Oder, um es mit De Höhner zu sagen: «Echte Fründe ston zesamme, ston zesamme su wie eine Jott un Pott.»

Der Gourmetkritiker und Bestseller-Autor Allan staunt nicht schlecht, als er seinen alten Freund Craig – einst charismatischer Rockstar – auf der Straße sitzen sieht. Obdachlos, bettelnd. Kurzerhand lädt er ihn in eine Bar ein – und lässt ihn damit zurück in sein Leben. Er nimmt ihn mit nach Hause, gibt ihm einen Platz zum Schlafen, will ihm helfen, sein verkorkstes Dasein wieder auf die Reihe zu kriegen. Doch ist das wirklich eine so gute Idee?

Wie kürzlich schon bei der Rezension zu „Kurzer Abstecher“ erwähnt, sind Irvine Welsh und John Niven zwei absolute, schottische Kultautoren. Niven hat uns zum Beispiel mit „Kill your Friends“ einen ebenso schwarzhumorigen wie bitterbösen und schonungslosen Einblick in die Musikindustrie gewährt. In „Gott, bewahre“ hat er den Allmächtigen in den Urlaub und dessen kiffenden Sohn als Castingshow-Teilnehmer zurück auf die Erde geschickt (Warnung: dieses Buch kann laute Lacher auslösen und beim Lesen in der Öffentlichkeit für verwirrte Blicke der Mitmenschen sorgen). Der Autor hat zweifellos ein Händchen für verrückte Geschichten und eigenwillige Charaktere.

Auch die Charakterzeichnung in „Alte Freunde“ ist ihm erneut gelungen. Vor allem Allan, den wir durch den Großteil des Buches begleiten, ist lebendig und ausgefeilt. Sein Leben in der Londoner Oberschicht wird eindrücklich beschrieben. Wir lernen Allan sehr gut kennen und erfahren Seite für Seite mehr aus seinem Alltag – und welchen Einfluss Craigs Auftauchen darauf nimmt. Irgendwie fühlt sich Allan für Craig verantwortlich und lässt ihn bereitwillig in seinem Haus wohnen. Während der Leser immer mal wieder argwöhnt, ob das alles tatsächlich so idyllisch ist, wie es den Anschein machen will, hat Allan einfach das dringende Bedürfnis, seinem alten Freund etwas Gutes zu tun. Dreißig Jahre liegen zwischen ihrer Freundschaft als Jugendliche und dem Wiedersehen. Eine lange Zeit, in der eine Menge passieren, sich eine Menge verändern kann. Ist es überhaupt möglich, an diese alte Freundschaft anzuknüpfen? Und was ist Allan Craig wirklich schuldig?

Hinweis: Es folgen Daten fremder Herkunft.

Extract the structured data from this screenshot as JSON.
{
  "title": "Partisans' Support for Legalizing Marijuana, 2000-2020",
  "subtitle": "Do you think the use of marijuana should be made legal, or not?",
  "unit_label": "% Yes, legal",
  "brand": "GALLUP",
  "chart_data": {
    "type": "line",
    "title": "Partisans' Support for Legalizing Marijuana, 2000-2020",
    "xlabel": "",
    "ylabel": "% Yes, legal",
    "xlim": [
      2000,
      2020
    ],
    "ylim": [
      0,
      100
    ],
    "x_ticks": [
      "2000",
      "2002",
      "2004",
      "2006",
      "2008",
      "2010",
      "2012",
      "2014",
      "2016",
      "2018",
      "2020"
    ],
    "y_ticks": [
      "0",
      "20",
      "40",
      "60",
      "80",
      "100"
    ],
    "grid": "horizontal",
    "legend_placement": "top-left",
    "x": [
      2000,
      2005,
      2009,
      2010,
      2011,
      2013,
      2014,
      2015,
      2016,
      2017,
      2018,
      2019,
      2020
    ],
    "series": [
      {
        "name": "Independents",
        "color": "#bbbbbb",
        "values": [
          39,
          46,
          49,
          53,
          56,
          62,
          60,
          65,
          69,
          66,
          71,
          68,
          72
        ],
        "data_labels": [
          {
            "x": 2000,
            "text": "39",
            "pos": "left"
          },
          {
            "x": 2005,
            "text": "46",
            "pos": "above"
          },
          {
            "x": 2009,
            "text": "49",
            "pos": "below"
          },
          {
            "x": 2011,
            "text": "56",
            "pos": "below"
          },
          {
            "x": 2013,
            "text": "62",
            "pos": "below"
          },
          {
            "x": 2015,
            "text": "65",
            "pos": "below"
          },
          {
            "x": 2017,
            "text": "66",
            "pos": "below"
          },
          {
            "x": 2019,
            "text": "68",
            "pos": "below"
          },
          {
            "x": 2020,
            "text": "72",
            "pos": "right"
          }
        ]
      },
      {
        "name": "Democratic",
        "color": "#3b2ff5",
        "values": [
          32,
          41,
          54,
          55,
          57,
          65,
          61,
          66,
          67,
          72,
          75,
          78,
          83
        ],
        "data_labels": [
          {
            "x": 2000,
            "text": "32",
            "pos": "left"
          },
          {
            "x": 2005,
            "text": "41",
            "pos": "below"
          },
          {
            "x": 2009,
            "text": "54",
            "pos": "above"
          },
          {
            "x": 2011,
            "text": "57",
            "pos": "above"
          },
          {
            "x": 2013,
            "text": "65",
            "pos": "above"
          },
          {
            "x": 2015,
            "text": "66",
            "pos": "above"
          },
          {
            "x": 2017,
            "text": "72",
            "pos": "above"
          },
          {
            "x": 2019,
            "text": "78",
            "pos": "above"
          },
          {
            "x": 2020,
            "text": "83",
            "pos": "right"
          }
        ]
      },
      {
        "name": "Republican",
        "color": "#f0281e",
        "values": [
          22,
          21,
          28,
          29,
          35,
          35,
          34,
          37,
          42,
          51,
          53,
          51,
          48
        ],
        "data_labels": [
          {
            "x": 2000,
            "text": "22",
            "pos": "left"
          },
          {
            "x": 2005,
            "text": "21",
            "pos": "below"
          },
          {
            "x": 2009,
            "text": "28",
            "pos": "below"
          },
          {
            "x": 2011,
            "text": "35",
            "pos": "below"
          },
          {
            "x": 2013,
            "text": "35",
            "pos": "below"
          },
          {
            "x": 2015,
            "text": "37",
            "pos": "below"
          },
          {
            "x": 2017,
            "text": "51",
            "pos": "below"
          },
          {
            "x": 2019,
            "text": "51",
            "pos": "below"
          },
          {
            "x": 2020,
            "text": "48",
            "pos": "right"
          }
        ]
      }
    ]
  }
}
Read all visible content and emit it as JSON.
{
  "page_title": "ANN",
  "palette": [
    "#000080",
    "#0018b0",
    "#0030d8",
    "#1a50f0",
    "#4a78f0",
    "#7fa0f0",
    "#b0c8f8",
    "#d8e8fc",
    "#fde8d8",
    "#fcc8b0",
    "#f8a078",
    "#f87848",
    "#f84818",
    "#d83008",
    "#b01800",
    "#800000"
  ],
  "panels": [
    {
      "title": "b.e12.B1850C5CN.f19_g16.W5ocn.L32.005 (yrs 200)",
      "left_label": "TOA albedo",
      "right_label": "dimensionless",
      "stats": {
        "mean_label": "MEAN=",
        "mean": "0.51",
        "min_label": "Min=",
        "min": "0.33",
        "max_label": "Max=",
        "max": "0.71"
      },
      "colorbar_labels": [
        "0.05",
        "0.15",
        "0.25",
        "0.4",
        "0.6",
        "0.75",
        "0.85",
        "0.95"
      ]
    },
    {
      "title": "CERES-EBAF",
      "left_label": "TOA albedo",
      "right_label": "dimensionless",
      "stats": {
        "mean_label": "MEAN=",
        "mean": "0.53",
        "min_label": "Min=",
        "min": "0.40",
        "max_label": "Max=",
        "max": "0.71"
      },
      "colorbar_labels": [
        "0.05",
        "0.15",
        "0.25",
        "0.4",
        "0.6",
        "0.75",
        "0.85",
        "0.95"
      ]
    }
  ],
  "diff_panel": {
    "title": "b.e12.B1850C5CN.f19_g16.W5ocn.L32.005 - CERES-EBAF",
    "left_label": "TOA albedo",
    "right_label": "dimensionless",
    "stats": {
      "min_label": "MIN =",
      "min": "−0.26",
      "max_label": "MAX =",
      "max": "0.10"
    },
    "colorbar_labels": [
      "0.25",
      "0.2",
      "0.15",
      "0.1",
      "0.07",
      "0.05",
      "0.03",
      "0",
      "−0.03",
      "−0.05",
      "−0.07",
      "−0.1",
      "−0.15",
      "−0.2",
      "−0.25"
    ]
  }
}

Das Lesen wird begleitet von einer anhaltenden Skepsis – was den Plot relativ vorhersehbar macht. Der Twist wird ewig vorbereitet, eingebettet in unzählige, ausschweifende Details. Schlussendlich kommt er dann alles andere als überraschend. Als Leser hat man dem etwas naiven Allan einiges voraus und möchte diesen Typen manchmal gerne schütteln. Dieses Unverständnis für manche seiner Handlungen, seine Kurzsicht und Leichtgläubigkeit, gepaart mit der vom „Normalo“ recht weit entfernten Lebenswelt in der vermögenden Oberschicht, macht es trotz detaillierter Charakterzeichnung schwer, sich mit Allan zu identifizieren. Sein Schicksal interessiert zwar und man verfolgt es gerne, aber man fühlt nicht wirklich mit dem Berufsesser mit.

Niven greift auch in diesem Buch auf seine typischen Themen zurück. Einmal mehr zerstört er die romantisierte Vorstellung der Medienwelt und zeichnet stattdessen ein klares, ernüchterndes Bild. Einmal mehr sind vor allem Drogen und Alkohol allgegenwärtig, aber auch auf eine Prise Sex verzichtet der Autor natürlich nicht. Diese Zutaten gehören dazu, wenn man Niven liest. Und genau diesen Zutaten sind es, die man erwartet, die man eben auch lesen will. Und doch schaffen sie es in „Alte Freunde“ letztlich nicht, dieses besondere schwarzhumorige Vergnügen und diese diebische Freude hervorzurufen, die man in der Regel bei Nivens Büchern empfindet.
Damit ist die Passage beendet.